Toutefois, monsieur, je ne veux pas attendre le moment de votre visite, où nous discuterons à loisir de vos projets sous le signe de Minerve, pour répondre à certain point de votre lettre qui me semble se placer sous le signe d’une déesse moins sage. N’allez pas croire que je vous soupçonne d’avoir écrit le subtil alinéa que je vise ici, avec la pensée que je dusse y faire une réponse quelconque : mais je prétends vous y en faire une, ne fût-ce que pour écarter, de l’entretien que nous aurons sous peu, la surprise toujours possible d’un débat aussi vain qu’irritant. Je sais que le chapitre est délicat entre tous.
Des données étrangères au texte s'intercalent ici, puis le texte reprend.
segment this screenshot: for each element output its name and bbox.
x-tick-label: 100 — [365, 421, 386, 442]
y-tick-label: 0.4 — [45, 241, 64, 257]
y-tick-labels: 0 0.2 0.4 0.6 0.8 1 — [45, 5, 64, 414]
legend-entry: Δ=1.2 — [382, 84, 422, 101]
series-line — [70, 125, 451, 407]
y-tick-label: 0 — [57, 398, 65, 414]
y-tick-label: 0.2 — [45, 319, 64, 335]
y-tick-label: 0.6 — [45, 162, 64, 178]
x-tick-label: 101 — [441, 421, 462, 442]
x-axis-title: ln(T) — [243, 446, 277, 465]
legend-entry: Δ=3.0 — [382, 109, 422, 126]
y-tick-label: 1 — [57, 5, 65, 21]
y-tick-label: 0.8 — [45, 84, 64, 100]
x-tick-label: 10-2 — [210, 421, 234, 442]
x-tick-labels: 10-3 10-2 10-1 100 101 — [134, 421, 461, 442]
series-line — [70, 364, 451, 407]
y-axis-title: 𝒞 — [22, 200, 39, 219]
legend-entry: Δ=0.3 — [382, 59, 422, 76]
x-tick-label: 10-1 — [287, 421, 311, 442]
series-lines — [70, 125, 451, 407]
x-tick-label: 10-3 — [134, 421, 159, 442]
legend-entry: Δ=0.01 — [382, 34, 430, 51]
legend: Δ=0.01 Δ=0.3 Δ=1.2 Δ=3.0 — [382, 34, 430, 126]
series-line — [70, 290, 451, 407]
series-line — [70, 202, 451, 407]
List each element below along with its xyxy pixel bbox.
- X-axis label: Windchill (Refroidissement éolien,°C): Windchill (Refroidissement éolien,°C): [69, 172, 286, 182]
Me trouverez-vous plus indiscret de vous y contredire, que vous n’avez cru l’être en l’évoquant ?

Ce m’est un sujet perpétuel d’étonnement que la confusion de louanges dont on auréole M. Renaud Dangennes. Vous du moins, monsieur, vous avez la charmante excuse d’une jeunesse généreuse et sentimentale. Mais je n’en suis pas moins fâché pour cela, et même je le suis davantage, parce que cette jeunesse généreuse et sentimentale donne un regain de force à une légende, ou plutôt à une équivoque dont on pouvait croire l’usure consommée.

La gloire de M. Renaud Dangennes ne devrait lui venir que de ses travaux. Sous le prétexte qu’il les nourrit de son cœur et d’une flamme secrète autant que de son esprit, — comme si ce n’était pas une loi commune à ceux qui écrivent ! — on veut qu’il soit non seulement l’auteur, mais le héros de son œuvre, un héros douloureux et ascétique, tout embelli d’un sacrifice déjà lointain et volontairement entretenu.

Mais qui n’a pas souffert dans sa vie un sacrifice de ce genre ? et qui ne l’a point oublié, ou réduit, avec la complaisance du temps, à l’état de souvenir sans poids ? Il me fâche que l’on continue à vivre au regard des autres comme si on le ressentait encore, ce sacrifice lointain, alors que toute votre vie s’est renouvelée en son fond, malgré les apparences d’une inflexible continuité.